À ma gauche, donc, et face aux Jets, se tiennent les Sharks de Bernardo. Comme des coqs virils à l’énergie nouvelle, ils font entendre la voix des migrants conquérants. Fraîchement débarqués, ils envahissent tout de leur linge qui pend aux fenêtres. On dit d’eux qu’ils se multiplient comme des lapins. De fait, les anciennes enseignes de boutiques passent en leur possession.

Physiquement, on a parfois du mal à les distinguer des Jets mais on les reconnaît sans peine à quelques signes extérieurs : par exemple, le drapeau de leur pays d’origine, porté en étendard ou s’étalant sur de vastes murs peints. Dans les années 1980, ils auraient eu des paraboles à leur balcon. En effet, les Sharks sont avant tout « Porto-riqueños ». Ils niquent l’« America » et vivent dans la haine des « gringos » arrogants.

Par cet excès d’orgueil, les Sharks prennent leur revanche sur un quotidien déprimant où ils sont victimes de délits de faciès, de discrimination à l’embauche et au logement. Ils rêvent obstinément du bled, appelé ici « San Juan » ou « Puerto Rico », comme si c’était un paradis perdu. Après tout, qui voudrait vivre ici, dans ce West Side qui est leur terrain de jeu ? Dans cette immense banlieue méprisable, les taudis et les terrains vagues appellent désespérément l’intervention d’un grand programme de Rénovation Urbaine.

Nécessairement créoles, mais avant tout aliens, ces métèques fraîchement débarqués importent ici les mœurs de là-bas : les grands frères se croient seuls maîtres à bord et imposent des règles dont on se passait bien. Surtout ces immigrés se moquent bien de la langue de Shakespeare (fait suprêmement ironique si l’on se rappelle que le film n’est qu’une resucée de Roméo et Juliette). Ils baragouinent sans complexe la langue de chez eux, comme un grand « Cheh ! » bien sonore envoyé à la face des gringos à la blanchité revêche.

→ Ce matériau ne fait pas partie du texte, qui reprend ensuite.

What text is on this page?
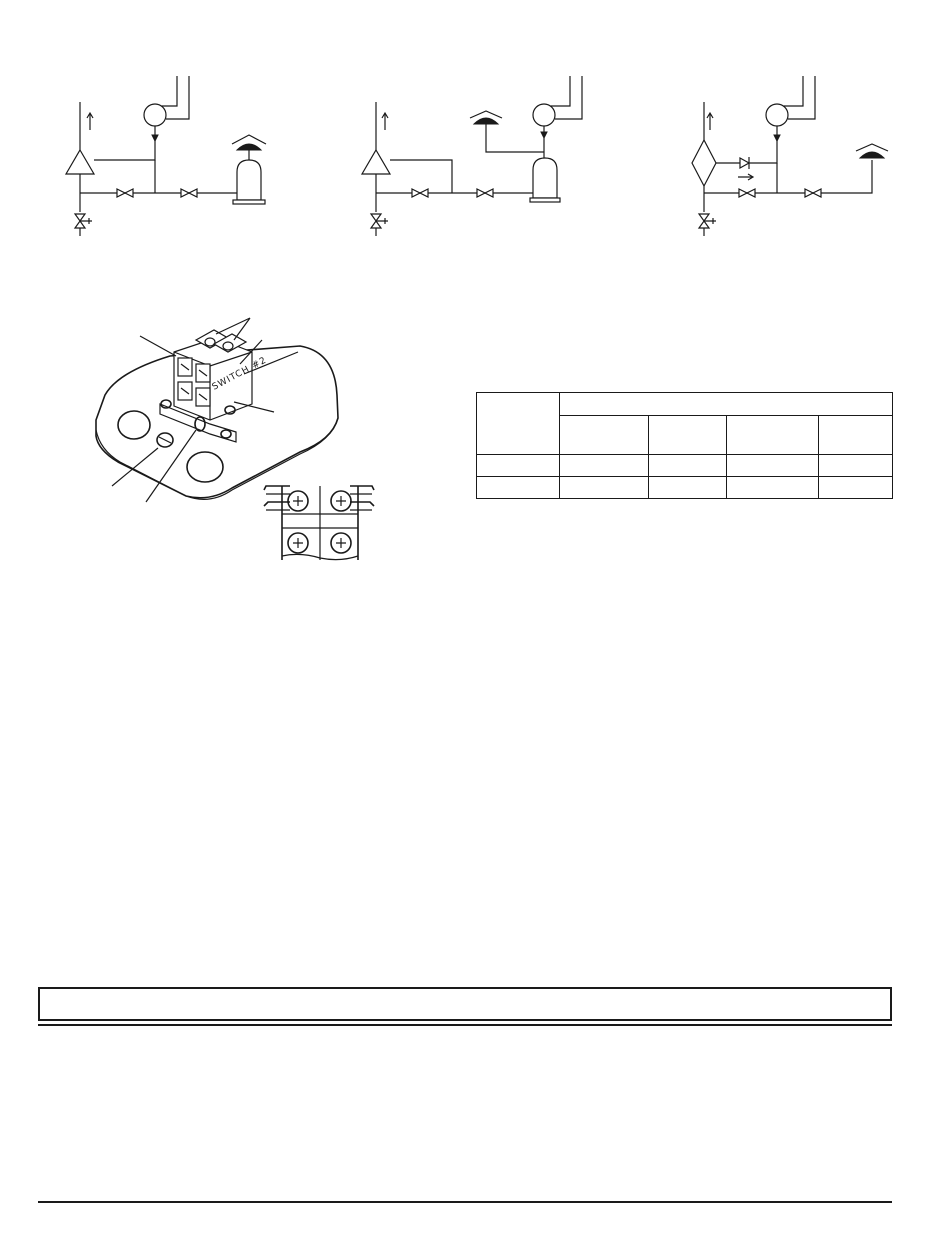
SWITCH #2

La version de Spielberg a encore accentué ce point en ne traduisant pas dans les sous-titres certains dialogues en espagnol : afin de ne pas donner à l’anglais une quelconque position de surplomb.

Sous le brouhaha du « rumble » (la bagarre), tous les autres problèmes paraissent étouffés. Une seule problématique : l’obsession sécuritaire.

Sans avoir besoin de le dire, les Sharks comme les Jets vivent dans le sentiment d’une évidence : pour eux, il est incontestable que se prépare quelque chose comme un « Grand Remplacement ». Celui-ci n’a peut-être pas de base sociologique, pas de sens historique. Mais dans l’expérience quotidienne des Sharks comme des Jets, il est tout à fait palpable que quelque chose se passe : cette interminable guerre de territoire qu’ils se livrent, elle signifie bien cette chose que l’ancien va céder au nouveau. C’est la réalité quotidienne, la manière dont les gens vivent et il n’y a aucun sens à dire que c’est une absurdité. Peu importent ici les doctes leçons des sciences humaines ou le sens du politiquement correct.

Il suffit d’ouvrir les yeux pour voir que le monde change et que quelque chose paraît brisé dans le célèbre « melting pot », le creuset qui forme la nation et garantit l’unité de la République. Les Jets incarnent un passé révolu qui refuse de passer, alors même que partout s’impose une nouvelle forme de vie nommée « Sharks », qui transforme les manières de vivre et de penser, et emporte avec elle des nouvelles modes, de nouveaux codes, un ordre nouveau. La physionomie des rues change ; la langue parlée dans les rues a une autre musique.

Entre les deux camps, la police tente de maintenir une paix de façade. Mais les forces de l’ordre ont, de part et d’autre, mauvaise réputation. Pour les Sharks, la police est de parti pris : elle traque inexorablement les basanés et les incarcère plus souvent qu’à leur tour. Mais les Jets, pas plus, ne coopèrent avec la police. Les vrais durs ne bavent pas. Police impuissante, système judiciaire ridicule. La chanson « Gee, Officer Krupke » fait la satire implacable des juges et des flics qui se renvoient la balle. Les « délinquants juvéniles » sont examinés tour à tour par des psychologues qui psychologisent et des assistantes sociales qui socialisent. En vain.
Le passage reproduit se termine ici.